In the new movie People vs The State Of Illusion, writer/producer Austin Vickers discusses, among other things, the amount of stimuli that we’re exposed to every single day. It’s something in the billions range, but we can only process about .0001% of that. No matter how much we read, how much we produce and how many places we travel, our minds cannot use most of what we’re exposed to.
But dammit, I sure as hell try. Writing, visiting, reading, giving an opinion, volunteering where I can…it’s become a race against time. How much can I do today? How much can I do for others today?
It’s really, really hard. So hard that I cried during the first 15-20 minutes of this movie. Right in the middle of the movie theater with my Donald Duck “This is my happy face” cap pulled low, I cried tears of frustration and maybe a little catharsis. After the movie, I couldn’t wait to tell Austin that it had saved my life.
I see it now, I told him. People can change, but only if we accept that our reality can be shaped by us. Only if we accept that some of what we do is bad for us and instead of running from those bad things (overeating, depression, addiction, etc.) we should run straight toward to see what GOOD it’s doing for us.

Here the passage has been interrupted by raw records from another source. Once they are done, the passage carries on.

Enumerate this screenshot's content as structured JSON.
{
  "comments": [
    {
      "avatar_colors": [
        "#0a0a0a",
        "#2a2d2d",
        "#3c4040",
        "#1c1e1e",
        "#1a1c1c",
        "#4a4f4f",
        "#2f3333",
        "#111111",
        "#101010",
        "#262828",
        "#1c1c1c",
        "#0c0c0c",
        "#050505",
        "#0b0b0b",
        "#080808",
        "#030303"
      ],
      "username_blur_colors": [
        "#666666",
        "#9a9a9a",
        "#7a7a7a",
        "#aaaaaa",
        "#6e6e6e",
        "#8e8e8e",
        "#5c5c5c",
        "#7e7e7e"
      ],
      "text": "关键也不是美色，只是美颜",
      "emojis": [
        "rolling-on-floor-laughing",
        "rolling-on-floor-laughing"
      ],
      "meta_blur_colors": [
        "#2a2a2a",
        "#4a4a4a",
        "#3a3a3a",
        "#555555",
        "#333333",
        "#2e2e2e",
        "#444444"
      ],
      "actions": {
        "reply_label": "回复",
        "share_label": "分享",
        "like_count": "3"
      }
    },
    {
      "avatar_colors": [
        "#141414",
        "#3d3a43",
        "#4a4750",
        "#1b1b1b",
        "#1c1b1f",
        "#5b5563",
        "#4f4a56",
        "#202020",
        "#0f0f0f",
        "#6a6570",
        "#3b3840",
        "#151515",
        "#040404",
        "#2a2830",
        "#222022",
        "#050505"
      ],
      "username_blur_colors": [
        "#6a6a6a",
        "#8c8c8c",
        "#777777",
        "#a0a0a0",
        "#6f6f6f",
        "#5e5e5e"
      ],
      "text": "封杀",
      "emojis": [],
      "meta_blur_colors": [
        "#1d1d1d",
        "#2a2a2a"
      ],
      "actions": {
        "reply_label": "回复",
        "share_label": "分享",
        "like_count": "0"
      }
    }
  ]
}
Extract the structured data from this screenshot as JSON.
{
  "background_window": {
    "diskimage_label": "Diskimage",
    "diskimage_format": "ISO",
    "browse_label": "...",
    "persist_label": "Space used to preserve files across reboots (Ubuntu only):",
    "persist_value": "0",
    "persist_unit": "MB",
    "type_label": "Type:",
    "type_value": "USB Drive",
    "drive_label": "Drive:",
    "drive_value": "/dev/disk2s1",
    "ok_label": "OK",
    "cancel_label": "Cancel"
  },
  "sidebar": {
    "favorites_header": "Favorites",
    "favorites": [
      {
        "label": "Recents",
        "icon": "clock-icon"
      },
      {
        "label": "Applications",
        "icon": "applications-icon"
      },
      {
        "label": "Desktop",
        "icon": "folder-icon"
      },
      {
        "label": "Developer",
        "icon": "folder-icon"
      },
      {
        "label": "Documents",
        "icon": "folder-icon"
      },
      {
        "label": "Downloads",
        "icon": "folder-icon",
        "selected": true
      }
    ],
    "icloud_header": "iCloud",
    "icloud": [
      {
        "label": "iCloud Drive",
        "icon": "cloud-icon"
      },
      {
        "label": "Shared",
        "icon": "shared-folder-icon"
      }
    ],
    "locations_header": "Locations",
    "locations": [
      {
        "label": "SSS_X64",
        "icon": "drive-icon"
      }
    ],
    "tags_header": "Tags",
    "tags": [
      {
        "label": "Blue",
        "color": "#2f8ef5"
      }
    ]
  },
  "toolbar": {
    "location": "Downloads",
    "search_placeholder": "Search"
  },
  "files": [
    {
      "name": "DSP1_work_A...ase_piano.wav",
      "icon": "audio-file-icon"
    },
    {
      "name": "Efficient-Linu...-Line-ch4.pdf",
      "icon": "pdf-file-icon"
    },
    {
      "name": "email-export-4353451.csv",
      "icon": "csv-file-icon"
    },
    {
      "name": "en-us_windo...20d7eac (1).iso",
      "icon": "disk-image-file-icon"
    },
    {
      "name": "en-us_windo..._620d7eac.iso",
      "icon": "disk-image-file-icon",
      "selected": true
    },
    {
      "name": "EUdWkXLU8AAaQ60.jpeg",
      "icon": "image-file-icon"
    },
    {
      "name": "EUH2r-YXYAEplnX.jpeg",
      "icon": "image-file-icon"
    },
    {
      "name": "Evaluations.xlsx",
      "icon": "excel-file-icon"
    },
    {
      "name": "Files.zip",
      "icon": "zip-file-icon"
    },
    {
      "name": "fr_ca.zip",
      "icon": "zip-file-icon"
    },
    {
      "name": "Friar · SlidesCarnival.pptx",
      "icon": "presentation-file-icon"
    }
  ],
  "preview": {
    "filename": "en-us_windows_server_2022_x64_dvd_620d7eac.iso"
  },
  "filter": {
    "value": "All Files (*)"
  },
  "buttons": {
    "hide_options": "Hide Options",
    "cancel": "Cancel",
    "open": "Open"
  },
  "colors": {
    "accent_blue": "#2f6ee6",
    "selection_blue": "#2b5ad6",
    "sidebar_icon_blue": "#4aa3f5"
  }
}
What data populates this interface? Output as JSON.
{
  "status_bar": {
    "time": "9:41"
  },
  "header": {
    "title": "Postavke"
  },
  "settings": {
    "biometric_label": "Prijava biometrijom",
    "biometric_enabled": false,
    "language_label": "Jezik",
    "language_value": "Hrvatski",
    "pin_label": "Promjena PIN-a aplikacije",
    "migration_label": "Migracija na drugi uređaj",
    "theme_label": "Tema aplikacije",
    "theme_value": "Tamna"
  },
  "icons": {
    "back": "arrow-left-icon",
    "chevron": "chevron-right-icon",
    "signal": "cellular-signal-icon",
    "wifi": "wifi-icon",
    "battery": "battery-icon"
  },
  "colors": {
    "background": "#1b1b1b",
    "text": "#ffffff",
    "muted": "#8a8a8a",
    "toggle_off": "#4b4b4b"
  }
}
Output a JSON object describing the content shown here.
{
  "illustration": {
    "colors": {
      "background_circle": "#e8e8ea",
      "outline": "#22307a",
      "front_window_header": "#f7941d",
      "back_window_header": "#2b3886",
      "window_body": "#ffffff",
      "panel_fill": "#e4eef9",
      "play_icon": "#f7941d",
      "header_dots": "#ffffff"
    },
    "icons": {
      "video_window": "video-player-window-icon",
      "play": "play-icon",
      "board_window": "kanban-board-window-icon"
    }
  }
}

Why did I used to drink until I blacked out? I loved living in the moment.
Why do I eat an entire pizza and many bags of popcorn? It reminds me of home and being safe.
Why am I addicted to Twitter/Facebook/anywhere people will read my thoughts? It gives me a sense that I’m doing something.
But nothing has really changed. A long, relaxing trip to Flagstaff wasn’t enough. A five-day trip to LA and Disneyland wasn’t enough. The support of the lovely Katie (who puts up with my almost daily Gangplank criticism and does her best not to take it personally) sure helps, but she can’t fix me either.
This feeling of helplessness hits me every August. I really, really don’t like this heat. Call me a pussy if you want, but if people can get sad because of too much rain, it certainly stands to reason that the same damn thing could happen when I wake up sweaty, spend my day sweaty and go to bed hoping I won’t wake up with a soaked pillow and sheets. But I digress.
I wish I could say that I was able to act on what I recognized in The State Of Illusion. I wish I could say that I feel better and that I know what it is I’m supposed to be doing and how to ensure that my life and those of who I love will be great.
But I can’t. I’m stuck feeling dissatisfied, upset with myself and frustrated that I’m not doing enough.
Either way, I’m going to see the movie again. Perhaps the second showing will allow me some kind of respite from the spinning in my head. It sure as hell worked the first time, but I know something needs to change. This time, I’m taking notes.
And this time I’m not going to run away.